Thursday, March 9, 2023

Booze: Outdated Poison

"Drinking is for losers."

My daughter said that the other day, and I couldn't agree more. The fact that alcohol has been around me my entire life makes it difficult to stay away from it — but not impossible. Thank God youngsters are drinking less than previous generations. That's a huge step in the right societal direction, and I'm jumping on that bandwagon.

One fact mentioned in Not Drinking Tonight is the percentage of college students who have had a drink in the past month.

The answer: 54 percent.

What?!? I thought it would be way higher than that. When I was in college, beer seemed to be the fuel of the students. Apparently, it isn't that way any more. and my preconceived notions of drinking are off.

Not Drinking Tonight: A Guide to Creating a Sober Life You Love (2022) by Amanda E. White is a book I saw on the new shelf at my El Dorado Park Library, and it called to me. Although it is geared more toward a female audience, I couldn't put it down, and it's helped me cut down my drinking and understand huge facts new to me.

Most of the book isn't about alcohol. Rather, it's about exploring the underlining causes that bring people to drink. Early in the book, it points out an outdated view many people have on alcoholism. A lot have an "all or nothing" stance. Either you're an alcoholic or not, but in reality, it's not so tidy.

Many have alcohol disorders. People drink when they're stressed, in social situations, as a routine,  "to unwind," etc. They might not belong in Alcoholics Anonymous, but they have a disorder. They would be better of if they drank less or didn't drink at all.

Personally, I don't want to drink that much. I'm getting older, and it just doesn't feel that great when I drink. I've cut down.

So much information in Not Drinking Tonight resonated with me that I wish I had run across it earlier in life. White explains the idea of "reparenting," and it blew my mind. I was like, "What? Huh? You mean you can do that? With yourself?"

Mind blown.

I liked all sections of the book, but especially responded to Part II: Reparenting. The four chapters in that section are about mindfulness, emotions, self-care and boundaries.

Each of those chapters then offer a lot of ideas I never considered. Putting a name to emotions is huge, and White offers the acronym "nailer" for understanding one's emotions. That stands for notice, allow, investigate, label, explore and release.

Anger, fatigue, discouragement, whatever — it's OK to feel all of it. Do it. Allow it. Then, explore it, and release it in a healthy way. Don't escape it with booze.

With self-care, I learned that it goes well beyond bubble baths and naps. In fact, there are eight areas of self-care — emotional, mental, physical, spiritual, social, professional, financial and environmental. The body-blaster that many do instead of self-care is drinking. Ugh. That's messed up. Alcohol is poison.

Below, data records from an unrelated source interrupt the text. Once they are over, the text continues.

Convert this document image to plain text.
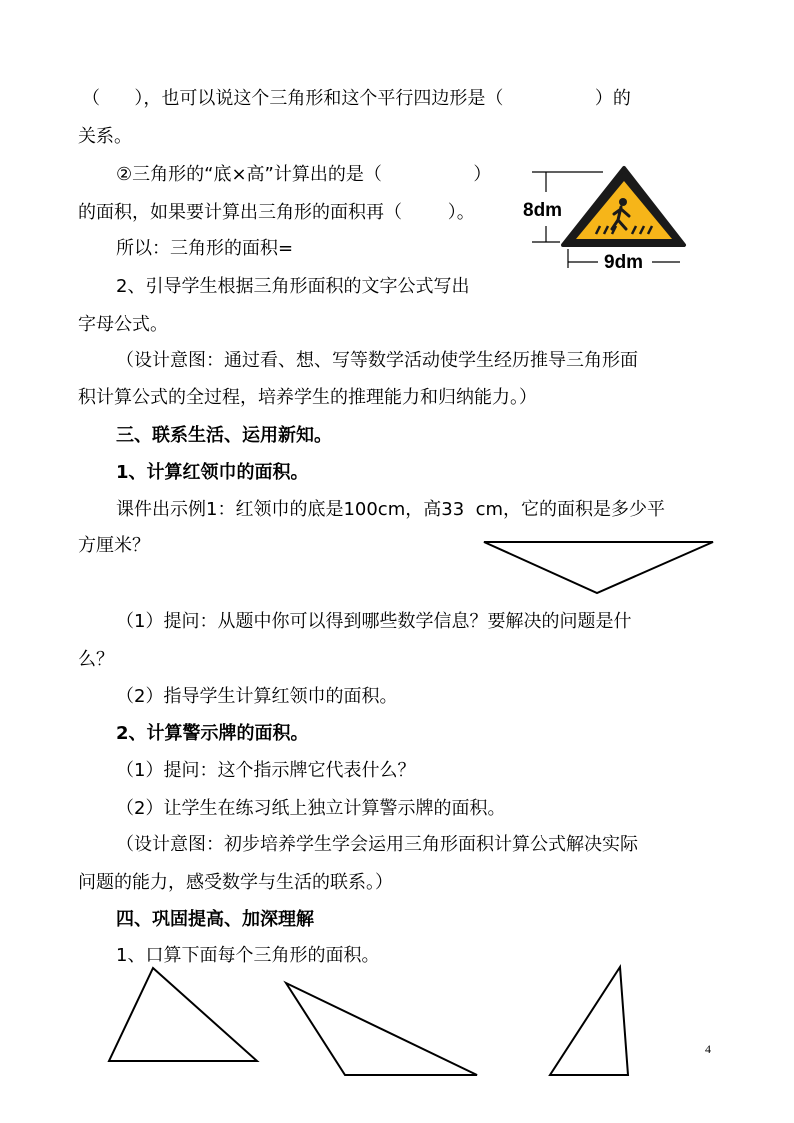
（      ），也可以说这个三角形和这个平行四边形是（                ）的
关系。
②三角形的“底×高”计算出的是（                ）
的面积，如果要计算出三角形的面积再（        ）。
所以：三角形的面积=
2、引导学生根据三角形面积的文字公式写出
字母公式。
（设计意图：通过看、想、写等数学活动使学生经历推导三角形面
积计算公式的全过程，培养学生的推理能力和归纳能力。）
三、联系生活、运用新知。
1、计算红领巾的面积。
课件出示例1：红领巾的底是100cm，高33  cm，它的面积是多少平
方厘米？
（1）提问：从题中你可以得到哪些数学信息？要解决的问题是什
么？
（2）指导学生计算红领巾的面积。
2、计算警示牌的面积。
（1）提问：这个指示牌它代表什么？
（2）让学生在练习纸上独立计算警示牌的面积。
（设计意图：初步培养学生学会运用三角形面积计算公式解决实际
问题的能力，感受数学与生活的联系。）
四、巩固提高、加深理解
1、口算下面每个三角形的面积。
8dm
9dm
4
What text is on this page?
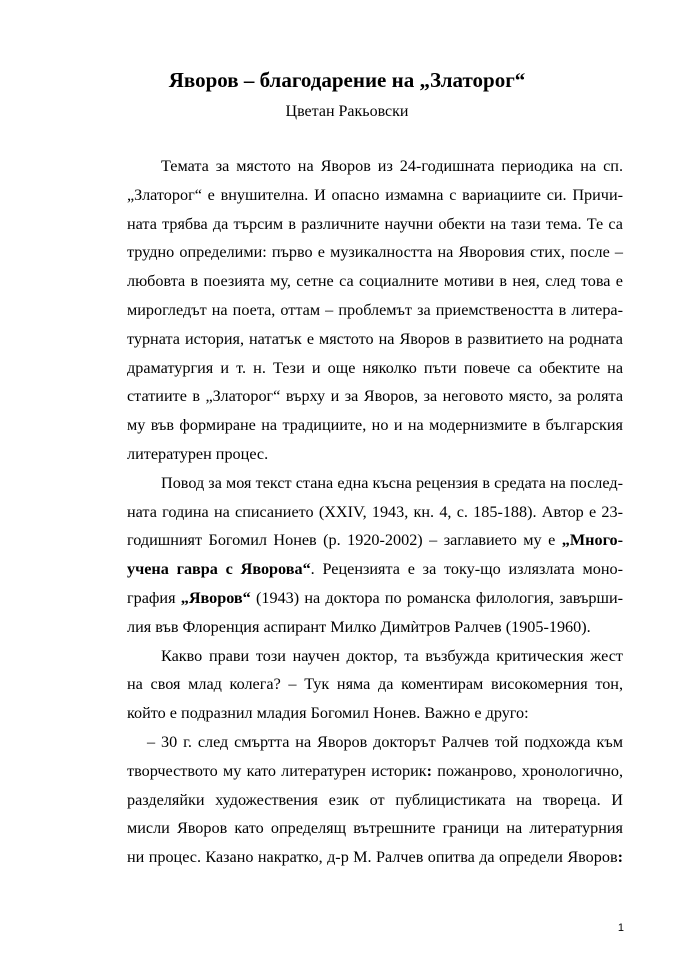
Яворов – благодарение на „Златорог“

Цветан Ракьовски

Темата за мястото на Яворов из 24-годишната периодика на сп.
„Златорог“ е внушителна. И опасно измамна с вариациите си. Причи-
ната трябва да търсим в различните научни обекти на тази тема. Те са
трудно определими: първо е музикалността на Яворовия стих, после –
любовта в поезията му, сетне са социалните мотиви в нея, след това е
мирогледът на поета, оттам – проблемът за приемствеността в литера-
турната история, нататък е мястото на Яворов в развитието на родната
драматургия и т. н. Тези и още няколко пъти повече са обектите на
статиите в „Златорог“ върху и за Яворов, за неговото място, за ролята
му във формиране на традициите, но и на модернизмите в българския
литературен процес.
Повод за моя текст стана една късна рецензия в средата на послед-
ната година на списанието (XXIV, 1943, кн. 4, с. 185-188). Автор е 23-
годишният Богомил Нонев (р. 1920-2002) – заглавието му е „Много-
учена гавра с Яворова“. Рецензията е за току-що излязлата моно-
графия „Яворов“ (1943) на доктора по романска филология, завърши-
лия във Флоренция аспирант Милко Димѝтров Ралчев (1905-1960).
Какво прави този научен доктор, та възбужда критическия жест
на своя млад колега? – Тук няма да коментирам високомерния тон,
който е подразнил младия Богомил Нонев. Важно е друго:
– 30 г. след смъртта на Яворов докторът Ралчев той подхожда към
творчеството му като литературен историк: пожанрово, хронологично,
разделяйки художествения език от публицистиката на твореца. И
мисли Яворов като определящ вътрешните граници на литературния
ни процес. Казано накратко, д-р М. Ралчев опитва да определи Яворов:
1
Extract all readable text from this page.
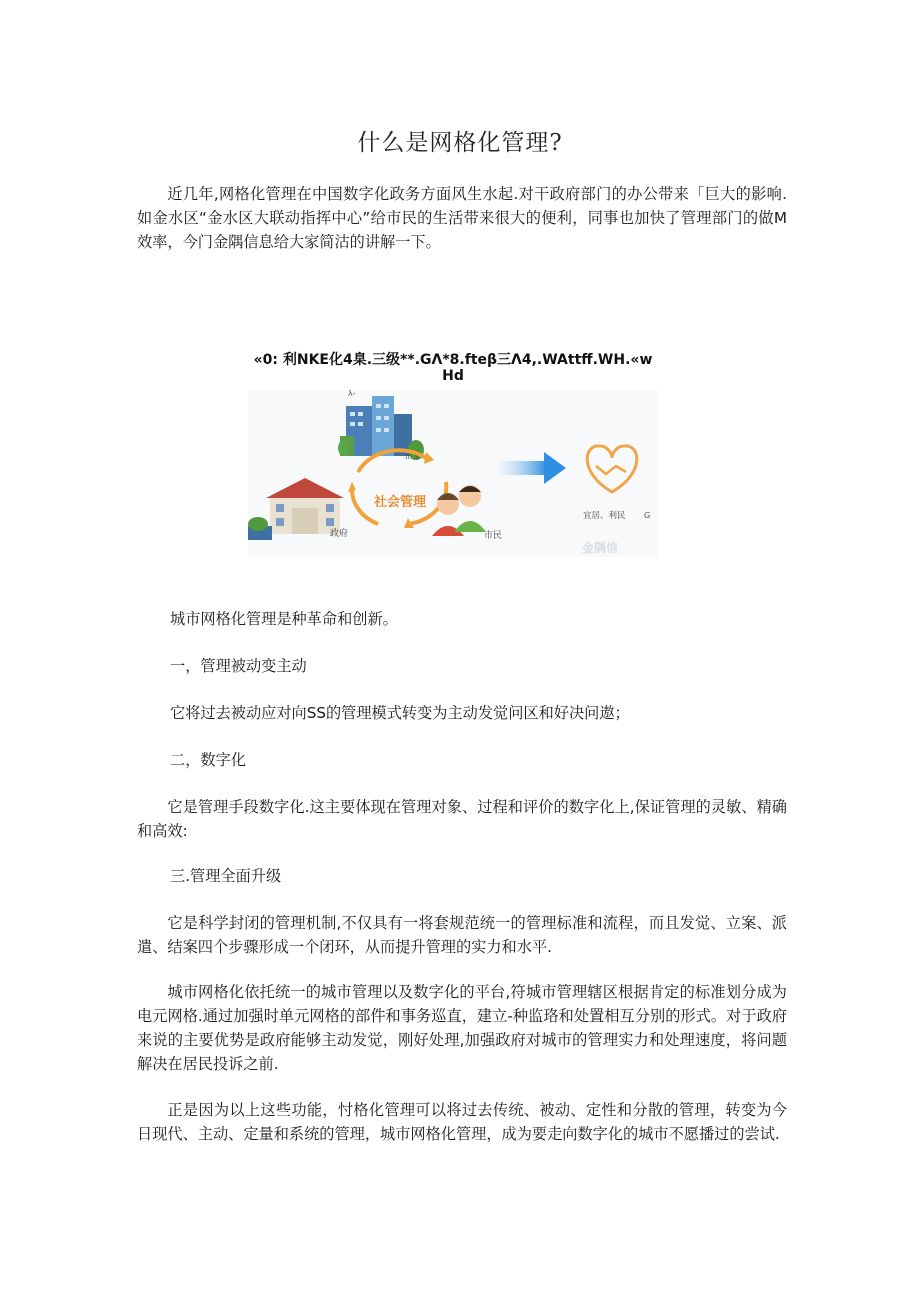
什么是网格化管理?

近几年,网格化管理在中国数字化政务方面风生水起.对干政府部门的办公带来「巨大的影响.如金水区“金水区大联动指挥中心”给市民的生活带来很大的便利，同事也加快了管理部门的做M效率，今门金隅信息给大家简沽的讲解一下。

«0: 利NKE化4臬.三级**.GΛ*8.fteβ三Λ4,.WAttff.WH.«w
Hd
λ-
企业
政府
社会管理
市民
宜居、利民 G
金隅信

城市网格化管理是种革命和创新。

一，管理被动变主动

它将过去被动应对向SS的管理模式转变为主动发觉问区和好决问遨；

二，数字化

它是管理手段数字化.这主要体现在管理对象、过程和评价的数字化上,保证管理的灵敏、精确和高效:

三.管理全面升级

它是科学封闭的管理机制,不仅具有一将套规范统一的管理标准和流程，而且发觉、立案、派遣、结案四个步骤形成一个闭环，从而提升管理的实力和水平.

城市网格化依托统一的城市管理以及数字化的平台,符城市管理辖区根据肯定的标准划分成为电元网格.通过加强时单元网格的部件和事务巡直，建立-种监珞和处置相互分别的形式。对于政府来说的主要优势是政府能够主动发觉，刚好处理,加强政府对城市的管理实力和处理速度，将问题解决在居民投诉之前.

正是因为以上这些功能，忖格化管理可以将过去传统、被动、定性和分散的管理，转变为今日现代、主动、定量和系统的管理，城市网格化管理，成为要走向数字化的城市不愿播过的尝试.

When Not Drinking Tonight walks through what alcohol does to the body and brain, it stayed me. It turns out that alcohol is such a poison that the entire immune system must attack it. If we feel a rush from drinking, it is adrenaline kicking in to keep the poison from hurting us.

We likely drink because of the initial adrenaline rush, not the depressant of alcohol. At least that's how I interpret it. We then "chase the dragon." We keep looking for that rush with more drinks, but it just never comes again.

So, yeah, alcohol was, or is, part of our Gen X lives, but when you talk to Millennials, such as Amanda White, and Gen Z kids, you realize that most have evolved past drinking. We should too.